La ginecóloga y oncóloga del Servicio de Salud Coquimbo, Dania Acuña, detalló que existen distintos escenarios clínicos en que una cesárea sí puede estar indicada.
“las principales razones médicas para indicar una cesárea son la falta de progresión del trabajo de parto, enfermedades de base de la madre, patologías propias del embarazo, como la preeclampsia, problemas placentarios o alteraciones en el crecimiento y bienestar del feto detectadas en los controles”.
La especialista agregó que “mientras no existan contraindicaciones médicas, el parto vaginal siempre será la vía más beneficiosa para la madre y el recién nacido”.
Riesgos y factores culturales detrás del alza
El presidente del Colegio Médico de la Región de Coquimbo, Fernando Carvajal, planteó que el procedimiento se ha instalado como una opción habitual, incluso en casos donde no existiría una indicación clínica clara.
“la cesárea se ha normalizado de una manera preocupante y una causa importante de ello, es la denominada solicitud materna y obviamente es una decisión tomada sin conocimiento real de sus riesgos, porque es un procedimiento quirúrgico, que tiene indicaciones clínicas precisas y no debe ser tomada como un producto de consumo”.
El médico señaló que este tipo de parto puede implicar mayores riesgos para la madre y el recién nacido en comparación con un parto vaginal, incluyendo eventuales dificultades respiratorias en el bebé y obstáculos para iniciar la lactancia.
“la cesárea tiene riesgos maternos derivados de la intervención, que no están presentes en un parto vaginal, además existen riesgos para el recién nacido producto de saltarse fenómenos fisiológicos que lo preparan para el nacimiento y que ocurren en el trabajo de parto, lo que puede terminar con el niño hospitalizado por un cuadro llamado Taquipnea Transitoria Neonatal, que en ocasiones puede evolucionar gravemente.
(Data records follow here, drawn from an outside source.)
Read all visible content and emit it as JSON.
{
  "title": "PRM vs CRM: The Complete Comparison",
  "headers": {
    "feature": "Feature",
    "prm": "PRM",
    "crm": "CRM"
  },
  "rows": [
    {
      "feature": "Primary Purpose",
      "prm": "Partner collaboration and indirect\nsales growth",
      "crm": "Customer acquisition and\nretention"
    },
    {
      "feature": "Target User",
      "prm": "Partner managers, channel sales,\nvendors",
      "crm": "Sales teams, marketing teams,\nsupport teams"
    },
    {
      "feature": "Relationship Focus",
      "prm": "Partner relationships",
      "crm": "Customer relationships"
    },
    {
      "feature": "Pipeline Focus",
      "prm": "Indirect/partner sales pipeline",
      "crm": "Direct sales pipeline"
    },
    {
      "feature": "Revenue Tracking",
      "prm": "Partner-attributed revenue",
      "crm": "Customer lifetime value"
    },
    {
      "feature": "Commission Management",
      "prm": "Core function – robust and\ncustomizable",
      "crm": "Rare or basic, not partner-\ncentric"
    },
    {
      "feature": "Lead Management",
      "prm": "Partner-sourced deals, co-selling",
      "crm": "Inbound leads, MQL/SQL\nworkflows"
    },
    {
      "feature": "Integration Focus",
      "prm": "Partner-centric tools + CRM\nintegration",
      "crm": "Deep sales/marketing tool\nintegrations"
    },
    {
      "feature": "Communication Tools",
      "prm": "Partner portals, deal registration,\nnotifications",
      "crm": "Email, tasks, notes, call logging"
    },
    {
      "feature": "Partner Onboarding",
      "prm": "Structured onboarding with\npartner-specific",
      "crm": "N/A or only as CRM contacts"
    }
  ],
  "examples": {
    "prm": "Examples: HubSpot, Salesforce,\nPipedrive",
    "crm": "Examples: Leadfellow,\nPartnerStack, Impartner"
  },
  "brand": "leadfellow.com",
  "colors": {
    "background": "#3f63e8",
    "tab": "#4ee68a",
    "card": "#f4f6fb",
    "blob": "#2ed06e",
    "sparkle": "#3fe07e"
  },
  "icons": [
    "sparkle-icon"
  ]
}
Además, se dificulta el proceso de inicio de una lactancia materna exitosa”.
El sociólogo y académico de la Universidad de La Serena, Cristian Blanco, vinculó el fenómeno a factores culturales y organizacionales del sistema de salud.
“la normalización de la cesárea responde a factores estructurales y culturales, más allá de las razones médicas, ya que hemos construido una cultura que entiende el parto como un evento de alto riesgo que debe ser controlado”.
Además, sostuvo que “la cesárea ofrece una sensación de control y previsibilidad que se ajusta a las lógicas de eficiencia del sistema hospitalario y de la vida familiar, ya que hay una percepción cultural de que la cirugía es más segura, mientras que el dolor del parto se entiende como un sufrimiento que debe evitarse”.
Finalmente, Blanco apuntó a fortalecer el rol de las matronas y mejorar la educación de las futuras madres para avanzar hacia un enfoque de parto respetado.
“la toma de decisiones sigue muy concentrada en la autoridad médica, mientras el modelo liderado por matronas pierde protagonismo,por eso el desafío es cultural, fortalecer ese modelo de atención, mejorar la educación prenatal y avanzar hacia un parto respetado”.